Arthur and Indoctrination
When I was six years old in 1982 the idea of a children’s cartoon prominently featuring a wedding between two men would have been utterly inconceivable to me.
That’s because legal gay marriage did not exist back in the early days of the Reagan administration. As far as television, movies and the rest of pop culture were concerned, homosexuality didn’t really exist either.
If gay people were represented onscreen, which was infrequently, it was seldom explicitly established that they were, in fact, gay. But if they were depicted as openly gay they almost invariably fell into one of three stereotypes.
Most poisonously, there was the archetype of the gay man or woman as villains, flamboyant, larger-than-life heavies. A lot of Disney villains growing up were coded as gay, like Ursula the Sea Witch (famously modeled on Divine) from The Little Mermaid and Scar from The Lion King.
If queer people were not depicted as outright villainous, they were seen as clownish and ridiculous, sassy comic relief on hand to dispense sassy advice to the heroine and contribute a never-ending stream of bitchy one-liners.
When gay people were not depicted as bad guys or jesters they were portrayed as paper saints, asexual exemplars of stoic nobility who taught us all how to suffer with dignity as they uncomplainingly died of AIDS.
When I was a small child, gay characters never occupied central roles in pop culture. They were kooky caricatures on the fringes, broad stereotypes on hand to lend color and comedy to the proceedings.
When it came to pop culture, the LGTBQ community was largely invisible back then and when it was visible, it was often in an unflattering, reductive and de-humanizing way. Trans characters were represented onscreen even less often, and even less sensitively.
My generation, and the generations that came before us, were consequently conditioned to be homophobic and transphobic by pop culture and the culture at large, to see the queer community not as eclectic and vast and complicated but rather through a very narrow prism.
So when conservatives complain about queer OVER-representation in pop culture, particularly in entertainment directed at children, it makes my brain want to explode because throughout my childhood the gay community was damn near invisible.
I grew up with non-representation, under-representation and negative representation of gay people in movies, television and books. So the notion that having a minor supporting character in a Pixar or Disney movie be gay somehow qualifies as over-representation strikes me as utterly absurd.
I’m overjoyed that my children are growing up in a much different world than the one that I inhabited as a boy when it comes to queer representation in pop culture.
Recently my six year old son Declan watched a controversial episode of Arthur where the title anteater’s teacher gets married to another man.
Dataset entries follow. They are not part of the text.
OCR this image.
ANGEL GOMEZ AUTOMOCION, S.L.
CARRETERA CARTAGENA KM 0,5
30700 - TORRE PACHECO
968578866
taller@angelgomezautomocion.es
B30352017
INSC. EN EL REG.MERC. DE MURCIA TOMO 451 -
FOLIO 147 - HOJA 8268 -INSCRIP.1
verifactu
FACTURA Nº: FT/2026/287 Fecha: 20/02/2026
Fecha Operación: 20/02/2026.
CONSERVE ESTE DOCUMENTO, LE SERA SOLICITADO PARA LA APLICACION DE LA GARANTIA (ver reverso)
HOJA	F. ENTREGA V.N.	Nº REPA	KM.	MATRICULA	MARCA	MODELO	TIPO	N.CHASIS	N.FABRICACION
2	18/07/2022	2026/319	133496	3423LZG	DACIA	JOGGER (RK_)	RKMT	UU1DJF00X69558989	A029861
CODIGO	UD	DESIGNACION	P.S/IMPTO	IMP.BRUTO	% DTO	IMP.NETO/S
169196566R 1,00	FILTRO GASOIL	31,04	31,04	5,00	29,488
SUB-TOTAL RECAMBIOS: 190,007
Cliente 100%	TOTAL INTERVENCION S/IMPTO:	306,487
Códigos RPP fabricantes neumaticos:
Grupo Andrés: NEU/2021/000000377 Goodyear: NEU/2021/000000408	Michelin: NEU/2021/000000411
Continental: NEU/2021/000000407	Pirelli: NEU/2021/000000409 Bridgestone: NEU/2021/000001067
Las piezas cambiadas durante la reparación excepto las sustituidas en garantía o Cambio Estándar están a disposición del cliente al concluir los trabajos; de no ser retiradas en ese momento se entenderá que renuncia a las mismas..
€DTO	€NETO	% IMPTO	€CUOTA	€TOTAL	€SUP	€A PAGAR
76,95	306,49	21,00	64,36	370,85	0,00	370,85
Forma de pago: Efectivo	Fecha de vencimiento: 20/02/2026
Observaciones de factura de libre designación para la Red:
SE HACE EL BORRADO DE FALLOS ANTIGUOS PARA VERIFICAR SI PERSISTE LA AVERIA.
It was the kind of episode that could never have aired when I was Declan’s age but Declan saw absolutely nothing at all unusual or noteworthy about the fact that a male anthropomorphic animal married a male, rather than a female anthropomorphic animal.
For Declan, it was the furthest thing from a big deal. It wasn’t even worth commenting on. Declan is lucky to grow up in a time where it is widely accepted that sometimes children have a mom and a dad, and sometimes they have two dads or two moms and there’s nothing at all weird or wrong or even unusual about it.
Of course there is a furious conservative backlash against queer representation in pop culture, as well as positive, central depictions of women and people of color in entertainment. They angrily insist that the Commies and perverts who run the entertainment industry are brain-washing our children into embracing the LGTBQ agenda, that they are being indoctrinated into a radical socialist/queer agenda.
That’s not brain-washing. That’s not conditioning. Brain-washing is a hundred different movies and TV shows with the consistent message that being gay is sinister and wrong and something to be ashamed of. Indoctrination is growing up with very few positive, non-stereotypical portrayals of homosexuality and lots of negative ones.
I was brain-washed as a child with the racism and sexism and homophobia of the society that I grew up in. I’ve had to unlearn that ugly programming as an adult so I am grateful that my children will grow up in a more enlightened era even if that cultural progress enrages reactionary folks who would love nothing better than to drag our culture kicking and screaming back into the ugly days of our recent past.